Définitions
Expliquer
Du Latin explicare : déplier.
Expliquer, c’est mettre en évidence un lien objectif qui unit un phénomène au processus qui en est la cause. C’est ainsi énoncer la loi qui préside à sa production.
Expliquer un texte consiste ainsi à le rendre clair, intelligible, à en dégager l’implicite et les présupposés en vue d’en déterminer la signification et le sens. Le but est alors la compréhension du texte. Expliquer est le moyen, comprendre est le but.
Avec le développement des sciences de l’esprit (sciences humaines et sociales) en Allemagne à la fin du XIXe siècle, ce terme a acquis un sens technique précis qui l’oppose au terme de » compréhension « . Dès lors, expliquer et comprendre s’opposent.
Comprendre
Du latin cum, prehendere : saisir avec [la pensée].
Saisir le sens d’un phénomène ou d’un raisonnement par l’intelligence.
Pour Approfondir
Expliquer et comprendre peuvent aider par leur complémentarité à comprendre le processus dialectique de l’acquisition du savoir, mais aussi par leur différence à distinguer des aires de savoir, comme fait par exemple Dilthey en attribuant aux sciences de la nature la qualité d’être « explicatives », par opposition aux sciences humaines « compréhensives ».
Si dans un sens premier le but de l’explication est la compréhension, dans le domaine des phénomènes naturels, l’explication se distingue de la compréhension. En effet, le physicien ne cherche pas à comprendre le sens d’un phénomène mais à rendre compte des causes. Expliquer la chute des corps consiste à énoncer une loi qui est un rapport de causalité nécessaire et constant.
Aussi, l’explication répond ainsi à la question « comment ? » et la compréhension à la question« pourquoi ?».
La recherche des causes et des fins permet de savoir pourquoi ce qui « est » est tel qu’il est (Aristote). Mais tandis que la cause permet d’éclairer l’origine de ce qui est, la fin nous aide à comprendre ce en vue de quoi la chose est ainsi. Donc, dans le cas de la cause on s’efforce d’expliquer le comment du phénomène, et dans celui de la fin on s’efforce de comprendre son pourquoi.

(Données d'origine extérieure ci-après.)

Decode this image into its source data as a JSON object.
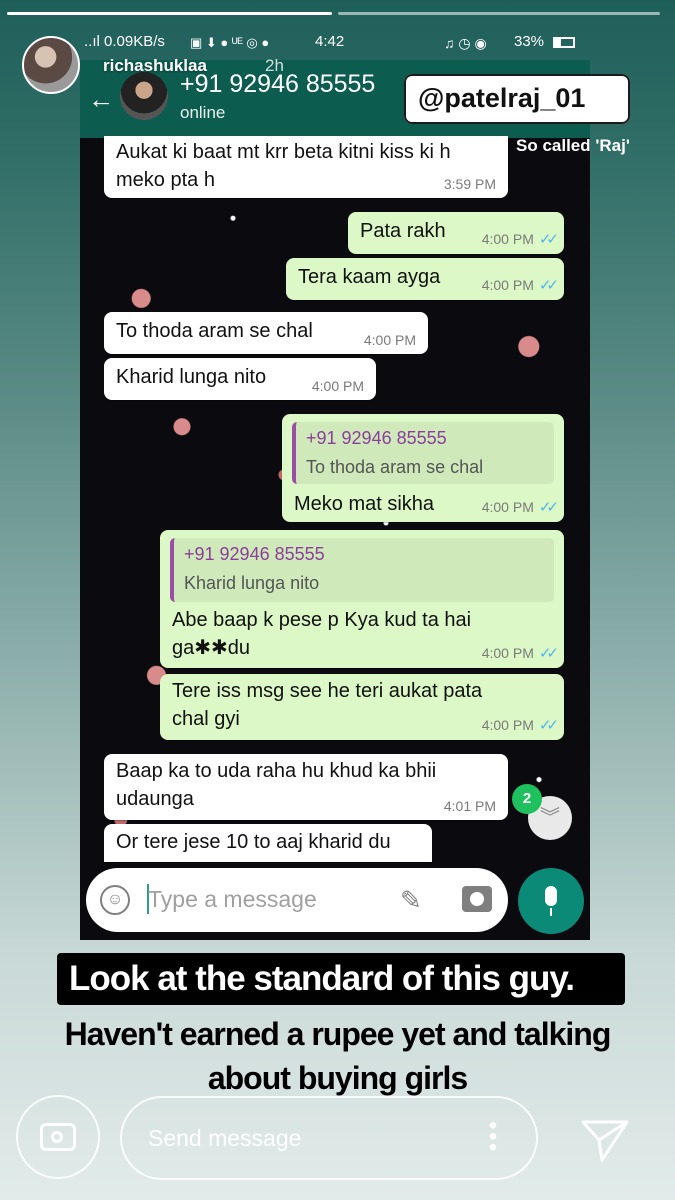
{
  "story": {
    "username": "richashuklaa",
    "time_ago": "2h",
    "send_placeholder": "Send message"
  },
  "status_bar": {
    "left": "..ıl 0.09KB/s",
    "time": "4:42",
    "battery": "33%"
  },
  "whatsapp": {
    "contact_name": "+91 92946 85555",
    "contact_status": "online",
    "input_placeholder": "Type a message",
    "unread_count": "2"
  },
  "overlay": {
    "handle": "@patelraj_01",
    "label": "So called 'Raj'"
  },
  "messages": [
    {
      "dir": "in",
      "text_line1": "Aukat ki baat mt krr beta kitni kiss ki h",
      "text_line2": "meko pta h",
      "time": "3:59 PM"
    },
    {
      "dir": "out",
      "text": "Pata rakh",
      "time": "4:00 PM"
    },
    {
      "dir": "out",
      "text": "Tera kaam ayga",
      "time": "4:00 PM"
    },
    {
      "dir": "in",
      "text": "To thoda aram se chal",
      "time": "4:00 PM"
    },
    {
      "dir": "in",
      "text": "Kharid lunga nito",
      "time": "4:00 PM"
    },
    {
      "dir": "out",
      "quote_name": "+91 92946 85555",
      "quote_text": "To thoda aram se chal",
      "text": "Meko mat sikha",
      "time": "4:00 PM"
    },
    {
      "dir": "out",
      "quote_name": "+91 92946 85555",
      "quote_text": "Kharid lunga nito",
      "text_line1": "Abe baap k pese p Kya kud ta hai",
      "text_line2": "ga✱✱du",
      "time": "4:00 PM"
    },
    {
      "dir": "out",
      "text_line1": "Tere iss msg see he teri aukat pata",
      "text_line2": "chal gyi",
      "time": "4:00 PM"
    },
    {
      "dir": "in",
      "text_line1": "Baap ka to uda raha hu khud ka bhii",
      "text_line2": "udaunga",
      "time": "4:01 PM"
    },
    {
      "dir": "in",
      "text": "Or tere jese 10 to aaj kharid du",
      "time": ""
    }
  ],
  "captions": {
    "line1": "Look at the standard of this guy.",
    "line2a": "Haven't earned a rupee yet and talking",
    "line2b": "about buying girls"
  },
  "icons": [
    "back-arrow-icon",
    "emoji-icon",
    "attach-icon",
    "camera-icon",
    "mic-icon",
    "double-chevron-down-icon",
    "story-camera-icon",
    "more-dots-icon",
    "send-direct-icon",
    "read-ticks-icon"
  ],
  "colors": {
    "whatsapp_header": "#0d5c50",
    "outgoing_bubble": "#dcf8c6",
    "incoming_bubble": "#ffffff",
    "read_ticks": "#4fb6ec",
    "quote_name": "#8b3f9b",
    "unread_badge": "#1fc15e",
    "mic_button": "#0b8a78"
  }
}
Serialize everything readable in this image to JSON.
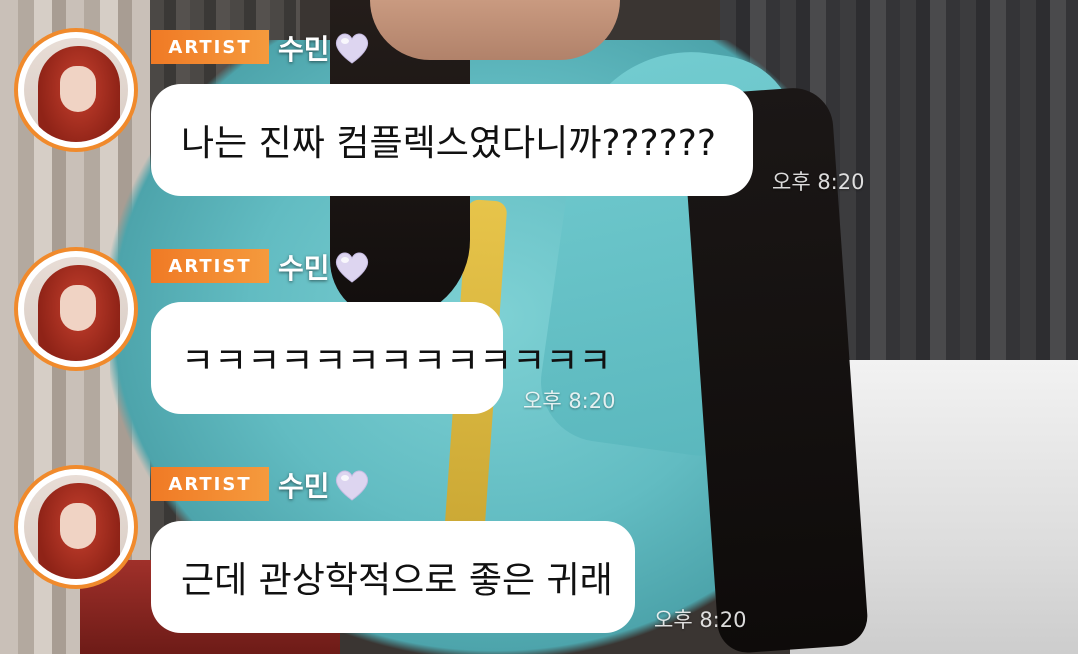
{
  "messages": [
    {
      "badge": "ARTIST",
      "name": "수민",
      "heart_icon": "purple-heart-icon",
      "text": "나는 진짜 컴플렉스였다니까??????",
      "time": "오후 8:20"
    },
    {
      "badge": "ARTIST",
      "name": "수민",
      "heart_icon": "purple-heart-icon",
      "text": "ㅋㅋㅋㅋㅋㅋㅋㅋㅋㅋㅋㅋㅋ",
      "time": "오후 8:20"
    },
    {
      "badge": "ARTIST",
      "name": "수민",
      "heart_icon": "purple-heart-icon",
      "text": "근데 관상학적으로 좋은 귀래",
      "time": "오후 8:20"
    }
  ],
  "colors": {
    "badge": "#f07a25",
    "avatar_ring": "#f08a2c",
    "bubble": "#ffffff",
    "heart": "#d8d0ee"
  }
}
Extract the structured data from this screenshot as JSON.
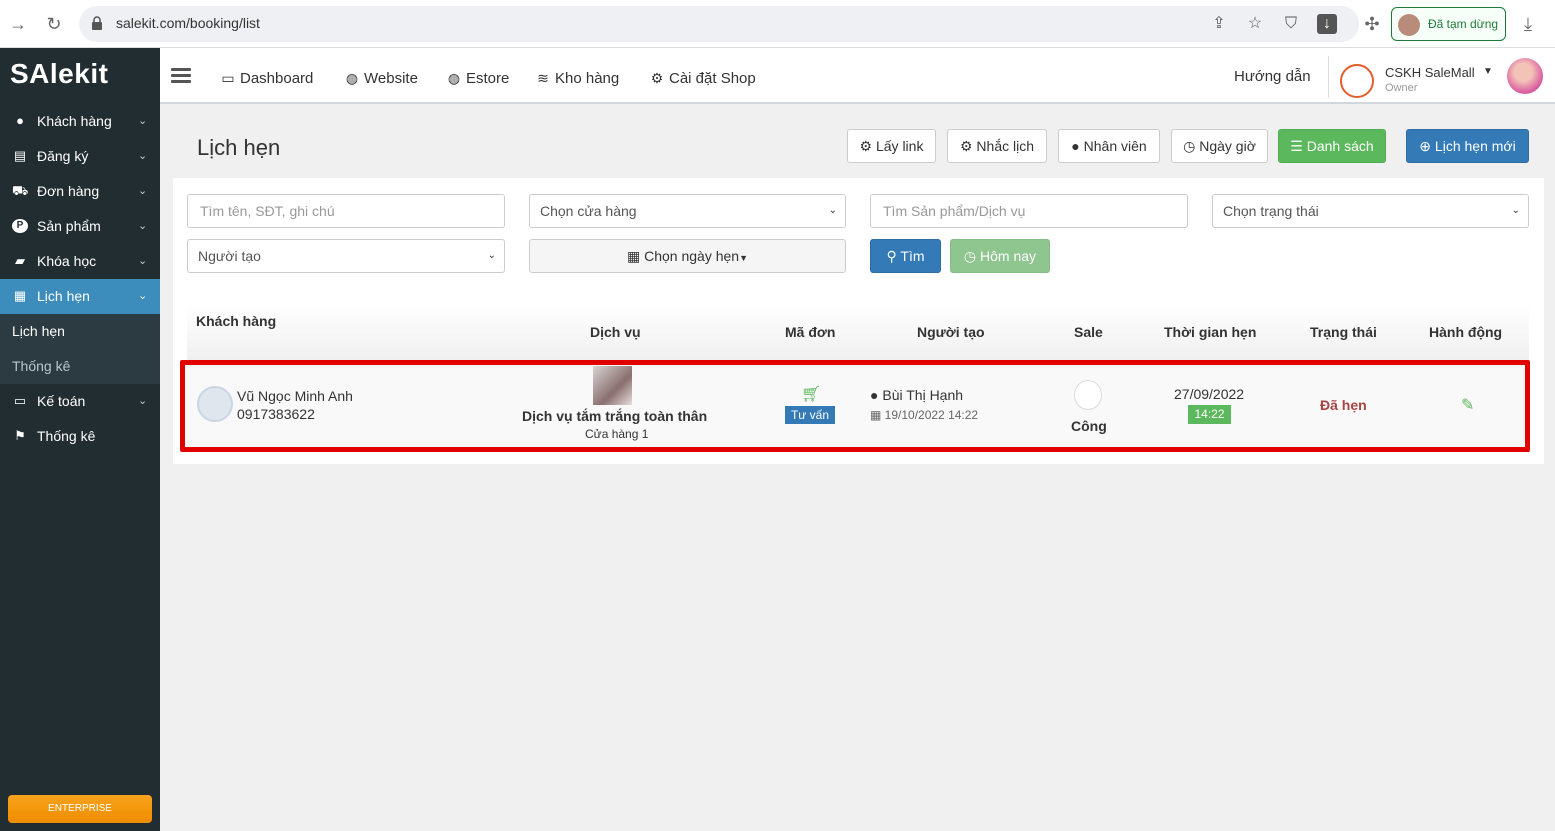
{
  "browser": {
    "url": "salekit.com/booking/list",
    "paused_label": "Đã tạm dừng"
  },
  "sidebar": {
    "logo": "SAlekit",
    "items": [
      {
        "label": "Khách hàng",
        "icon": "user-icon"
      },
      {
        "label": "Đăng ký",
        "icon": "card-icon"
      },
      {
        "label": "Đơn hàng",
        "icon": "cart-icon"
      },
      {
        "label": "Sản phẩm",
        "icon": "product-icon"
      },
      {
        "label": "Khóa học",
        "icon": "book-icon"
      },
      {
        "label": "Lịch hẹn",
        "icon": "calendar-icon"
      },
      {
        "label": "Kế toán",
        "icon": "credit-card-icon"
      },
      {
        "label": "Thống kê",
        "icon": "flag-icon"
      }
    ],
    "sub_items": [
      "Lịch hẹn",
      "Thống kê"
    ],
    "enterprise": "ENTERPRISE"
  },
  "topnav": {
    "items": [
      "Dashboard",
      "Website",
      "Estore",
      "Kho hàng",
      "Cài đặt Shop"
    ],
    "guide": "Hướng dẫn",
    "shop_name": "CSKH SaleMall",
    "role": "Owner"
  },
  "page": {
    "title": "Lịch hẹn",
    "buttons": {
      "get_link": "Lấy link",
      "reminder": "Nhắc lịch",
      "staff": "Nhân viên",
      "datetime": "Ngày giờ",
      "list": "Danh sách",
      "new": "Lịch hẹn mới"
    }
  },
  "filters": {
    "search_placeholder": "Tìm tên, SĐT, ghi chú",
    "store": "Chọn cửa hàng",
    "product_placeholder": "Tìm Sản phẩm/Dịch vụ",
    "status": "Chọn trạng thái",
    "creator": "Người tạo",
    "date": "Chọn ngày hẹn",
    "search_btn": "Tìm",
    "today_btn": "Hôm nay"
  },
  "table": {
    "headers": [
      "Khách hàng",
      "Dịch vụ",
      "Mã đơn",
      "Người tạo",
      "Sale",
      "Thời gian hẹn",
      "Trạng thái",
      "Hành động"
    ],
    "rows": [
      {
        "customer_name": "Vũ Ngọc Minh Anh",
        "customer_phone": "0917383622",
        "service": "Dịch vụ tắm trắng toàn thân",
        "store": "Cửa hàng 1",
        "order_badge": "Tư vấn",
        "creator": "Bùi Thị Hạnh",
        "created_at": "19/10/2022 14:22",
        "sale": "Công",
        "date": "27/09/2022",
        "time": "14:22",
        "status": "Đã hẹn",
        "status_color": "#a94442"
      }
    ]
  }
}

On distingue donc l’explication et la compréhension comme deux modalités différentes d’approche des phénomènes. Cette opposition est affirmée par des auteurs comme l’historien de la philosophie Dilthey, le sociologue Max Weber, le psychologue et philosophe Karl Jaspers (1883-1969). Cette distinction reproduit celle qui a été établie par Hegel entre un entendement qui analyse et une raison qui synthétise.
» Nous expliquons la nature, nous comprenons la vie psychique « . (Dilthey, Le monde de l’esprit, I).
La vie psychique ne s’aborde pas en s’attachant simplement à saisir les causes des phénomènes, elle cherche à identifier les significations intentionnelles des événements. C’est au travers de cette distinction que se construit la différence d’approche entre les sciences de la nature (sciences explicatives, telle cause implique tel effet) et les sciences humaines (compréhensives du sens de ce que font et pensent les hommes).
Les sciences humaines se présentent comme des herméneutiques, comme des interprétations nouvelles de sens. Par là, elles revendiquent une méthode propre, qui s’oppose aux sciences de la nature.
L’explication vaut pour les sciences de la nature : l’explication causale est le mode de la représentation qui convient le mieux à la description des phénomènes naturels. Elle concerne par conséquent des phénomènes naturels extérieurs à la subjectivité, et dont la cohérence globale ne peut être établie que par des hypothèses théoriques.
La compréhension vaut pour les sciences de l’esprit car la compréhension intentionnelle convient mieux à la description des phénomènes humains. Elle cherche à rendre compte des faits humains.
Ainsi, la nature des faits étudiés par ces deux grandes classes de sciences est fondamentalement différente : les faits naturels sont extérieurs à la conscience et sont donnés isolément, tandis que les faits spirituels sont saisis de l’intérieur et comme des ensembles vivants.
Expliquer revient à déduire un phénomène d’un autre à l’aide d’une loi ou d’une règle. L’explication est superficielle, et la nature nous demeure toujours quelque chose d’étranger. En revanche, comprendre, c’est connaître par sympathie et appréhender le mouvement de constitution des faits.
Dilthey donne cette définition de la compréhension : « Nous appelons compréhension le processus par lequel nous connaissons un « intérieur » à l’aide de signes perçus de l’extérieur par nos sens (…) le processus par lequel nous connaissons quelque chose de psychique à l’aide de signes sensibles qui en sont la manifestation » (Le monde de l’esprit).